И самое страшное, что он это сделает, понял вдруг Волынский. Ради этого проклятого ощущения относительной безопасности. Ради Любочки, Маши, ради Оли, в конце концов. Так он продаст жизнь одних за спокойствие других и еще порадуется сходной цене.
Ему вспомнился, как будто это было вчера, разговор с особистом перед освобождением. Ему вручили направление на руководящий пост и мягко намекнули, что взамен он должен будет иногда выполнять задания неких государственных институтов и выполнять некоторые поручения вышестоящих органов. И при этом не задавать никаких вопросов, разумеется. Словом, заручились его лояльностью.
«И вот на что ее рано или поздно употребят…» – с ужасом понял он.
– Благо ваш острый ум и прекрасное образование не должны пропасть. Вы же не можете работать рабочим или водителем. А на другие должности бывших заключенных берут редко…

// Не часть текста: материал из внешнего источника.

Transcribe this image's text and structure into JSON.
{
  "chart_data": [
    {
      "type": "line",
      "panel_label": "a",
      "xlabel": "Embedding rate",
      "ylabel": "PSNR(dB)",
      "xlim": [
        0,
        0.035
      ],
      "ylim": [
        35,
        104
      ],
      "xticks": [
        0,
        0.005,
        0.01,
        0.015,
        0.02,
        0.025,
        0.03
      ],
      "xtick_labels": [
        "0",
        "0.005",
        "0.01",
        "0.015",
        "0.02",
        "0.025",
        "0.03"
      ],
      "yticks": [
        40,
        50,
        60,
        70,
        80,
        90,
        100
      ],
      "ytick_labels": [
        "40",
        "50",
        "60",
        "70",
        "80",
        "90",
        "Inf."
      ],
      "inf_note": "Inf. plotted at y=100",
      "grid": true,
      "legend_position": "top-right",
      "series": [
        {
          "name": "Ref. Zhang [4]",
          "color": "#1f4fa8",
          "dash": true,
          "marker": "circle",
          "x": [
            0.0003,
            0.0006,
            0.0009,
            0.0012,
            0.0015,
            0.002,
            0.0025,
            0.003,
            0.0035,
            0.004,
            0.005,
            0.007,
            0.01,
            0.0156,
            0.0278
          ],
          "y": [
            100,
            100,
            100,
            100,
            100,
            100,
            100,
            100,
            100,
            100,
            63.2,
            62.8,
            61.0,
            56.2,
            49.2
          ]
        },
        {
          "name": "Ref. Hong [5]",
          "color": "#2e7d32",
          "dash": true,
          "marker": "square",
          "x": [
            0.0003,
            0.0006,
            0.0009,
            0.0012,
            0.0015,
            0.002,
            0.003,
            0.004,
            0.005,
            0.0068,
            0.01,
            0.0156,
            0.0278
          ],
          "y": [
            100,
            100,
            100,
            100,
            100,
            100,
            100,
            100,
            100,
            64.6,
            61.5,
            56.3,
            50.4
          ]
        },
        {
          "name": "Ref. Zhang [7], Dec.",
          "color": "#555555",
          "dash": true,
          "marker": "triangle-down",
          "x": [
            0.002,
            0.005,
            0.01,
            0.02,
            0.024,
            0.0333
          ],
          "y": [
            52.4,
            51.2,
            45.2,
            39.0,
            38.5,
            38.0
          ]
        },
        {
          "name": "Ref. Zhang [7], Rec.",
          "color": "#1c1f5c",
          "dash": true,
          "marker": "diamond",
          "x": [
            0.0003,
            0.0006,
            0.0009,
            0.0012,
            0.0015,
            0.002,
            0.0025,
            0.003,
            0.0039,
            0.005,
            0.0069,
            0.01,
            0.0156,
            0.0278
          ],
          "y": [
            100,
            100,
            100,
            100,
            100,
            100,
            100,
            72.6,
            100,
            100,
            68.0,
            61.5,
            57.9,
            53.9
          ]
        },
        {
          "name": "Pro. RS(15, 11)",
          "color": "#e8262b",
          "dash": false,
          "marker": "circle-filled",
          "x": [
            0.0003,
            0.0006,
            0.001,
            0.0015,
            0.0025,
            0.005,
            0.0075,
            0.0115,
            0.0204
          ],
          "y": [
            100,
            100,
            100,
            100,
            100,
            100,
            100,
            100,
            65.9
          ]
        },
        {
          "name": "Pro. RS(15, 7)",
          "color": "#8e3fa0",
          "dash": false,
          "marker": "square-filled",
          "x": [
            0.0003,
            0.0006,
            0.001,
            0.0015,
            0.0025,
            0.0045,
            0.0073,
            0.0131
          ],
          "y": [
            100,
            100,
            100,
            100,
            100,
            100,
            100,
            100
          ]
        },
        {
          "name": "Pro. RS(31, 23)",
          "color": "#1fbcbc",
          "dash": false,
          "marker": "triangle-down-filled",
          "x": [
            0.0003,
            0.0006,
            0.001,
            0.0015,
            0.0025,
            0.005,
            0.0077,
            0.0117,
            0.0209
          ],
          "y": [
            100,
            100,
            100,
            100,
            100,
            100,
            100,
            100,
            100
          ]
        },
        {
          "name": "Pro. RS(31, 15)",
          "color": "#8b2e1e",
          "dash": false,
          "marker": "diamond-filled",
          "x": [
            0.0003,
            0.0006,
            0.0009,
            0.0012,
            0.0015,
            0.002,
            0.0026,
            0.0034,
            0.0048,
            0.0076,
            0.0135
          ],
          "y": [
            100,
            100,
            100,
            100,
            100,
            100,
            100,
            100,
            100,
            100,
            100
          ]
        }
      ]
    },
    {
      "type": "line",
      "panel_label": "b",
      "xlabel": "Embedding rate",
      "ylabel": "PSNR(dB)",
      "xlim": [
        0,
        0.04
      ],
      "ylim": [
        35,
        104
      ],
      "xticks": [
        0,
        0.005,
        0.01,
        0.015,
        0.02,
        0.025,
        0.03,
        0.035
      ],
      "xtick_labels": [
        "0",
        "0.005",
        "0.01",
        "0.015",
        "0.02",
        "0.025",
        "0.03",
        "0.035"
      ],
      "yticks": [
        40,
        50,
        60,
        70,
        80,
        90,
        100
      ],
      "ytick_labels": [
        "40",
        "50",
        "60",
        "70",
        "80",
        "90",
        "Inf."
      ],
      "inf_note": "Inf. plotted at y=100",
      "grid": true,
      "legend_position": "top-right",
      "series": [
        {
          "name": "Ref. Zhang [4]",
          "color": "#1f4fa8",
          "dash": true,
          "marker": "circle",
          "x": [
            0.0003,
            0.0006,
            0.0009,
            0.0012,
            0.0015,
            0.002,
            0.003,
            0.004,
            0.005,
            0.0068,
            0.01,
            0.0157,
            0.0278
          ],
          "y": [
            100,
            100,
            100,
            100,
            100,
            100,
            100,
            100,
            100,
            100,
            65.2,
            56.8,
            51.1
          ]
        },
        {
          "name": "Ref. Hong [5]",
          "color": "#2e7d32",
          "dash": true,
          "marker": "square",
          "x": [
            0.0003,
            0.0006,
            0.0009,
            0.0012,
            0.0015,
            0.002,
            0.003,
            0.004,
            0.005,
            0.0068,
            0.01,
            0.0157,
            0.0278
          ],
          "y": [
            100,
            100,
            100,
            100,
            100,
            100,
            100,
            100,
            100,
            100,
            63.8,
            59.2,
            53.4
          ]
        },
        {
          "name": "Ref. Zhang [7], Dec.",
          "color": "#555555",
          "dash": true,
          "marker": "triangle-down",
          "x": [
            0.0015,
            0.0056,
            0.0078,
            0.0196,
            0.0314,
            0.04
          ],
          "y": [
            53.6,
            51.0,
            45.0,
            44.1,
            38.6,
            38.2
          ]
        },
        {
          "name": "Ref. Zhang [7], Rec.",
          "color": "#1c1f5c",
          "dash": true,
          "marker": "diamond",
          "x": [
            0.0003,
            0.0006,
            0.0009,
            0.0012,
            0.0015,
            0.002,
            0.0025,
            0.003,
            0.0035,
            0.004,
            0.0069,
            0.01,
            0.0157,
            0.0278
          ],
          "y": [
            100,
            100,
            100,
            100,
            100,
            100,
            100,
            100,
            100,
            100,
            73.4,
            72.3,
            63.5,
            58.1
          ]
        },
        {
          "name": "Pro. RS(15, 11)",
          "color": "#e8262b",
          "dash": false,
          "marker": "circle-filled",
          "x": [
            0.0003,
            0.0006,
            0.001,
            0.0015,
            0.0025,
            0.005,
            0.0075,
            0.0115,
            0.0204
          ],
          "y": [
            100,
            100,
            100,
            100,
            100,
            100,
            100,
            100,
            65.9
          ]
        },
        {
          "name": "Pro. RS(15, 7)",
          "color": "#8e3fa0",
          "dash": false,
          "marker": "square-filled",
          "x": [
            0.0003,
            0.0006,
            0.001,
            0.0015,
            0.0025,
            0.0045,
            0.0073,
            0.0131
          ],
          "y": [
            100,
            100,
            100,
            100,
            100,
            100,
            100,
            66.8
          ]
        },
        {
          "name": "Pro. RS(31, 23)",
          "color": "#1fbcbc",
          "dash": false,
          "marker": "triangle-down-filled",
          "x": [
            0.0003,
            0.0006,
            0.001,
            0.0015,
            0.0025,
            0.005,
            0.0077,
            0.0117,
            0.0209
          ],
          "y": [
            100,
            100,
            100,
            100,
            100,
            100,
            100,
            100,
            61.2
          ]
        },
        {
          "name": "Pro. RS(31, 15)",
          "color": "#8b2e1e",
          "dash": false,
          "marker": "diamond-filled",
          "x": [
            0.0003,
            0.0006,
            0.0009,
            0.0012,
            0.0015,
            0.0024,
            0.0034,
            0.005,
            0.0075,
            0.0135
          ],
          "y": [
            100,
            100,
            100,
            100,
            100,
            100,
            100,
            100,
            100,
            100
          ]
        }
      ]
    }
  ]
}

Человек, беседовавший с ним, мягко и доверительно улыбался. И Серафима Ивановича неприятно поразило то, что вопреки воле его рот тоже начал растягиваться в ответной гримасе.
Нет, такой жизнью жить нельзя! Уж лучше оборвать все одним махом. Но до этого надо вызволить отсюда Олю…
Он не терял надежды вернуть Ольгу к жизни. Он еще раз тщательно изучил список лекарств, которые она принимала. В последнее время ничего серьезного – только витамины да добавки.
– Все препараты, глушащие психику, ей уже отменили, – заметил Тихон Алексеевич. Он с интересом следил за попытками Волынского. Только непонятно, был ли это интерес врача, решающего медицинскую проблему, или его приставили следить за этим сумасбродным профессором. А вдруг тот и вправду набредет на такое, что можно будет использовать в государственных интересах?
«Нужно найти ее родных – мужа и дочку, – решил Волынский, – так просто процесс не сдвинется. А если в мозгу, образно говоря, еще есть живое место, то это может помочь. Ведь когда больного выводят из шока, его при этом надо всячески стимулировать: обращаться к нему с вопросами, тормошить, беспокоить…»
Но поиски результатов не дали – все письма Волынского во всякие инстанции оставались без ответа. Родная деревня Ольги была стерта с лица земли. В общем, и здесь он уперся в тупик.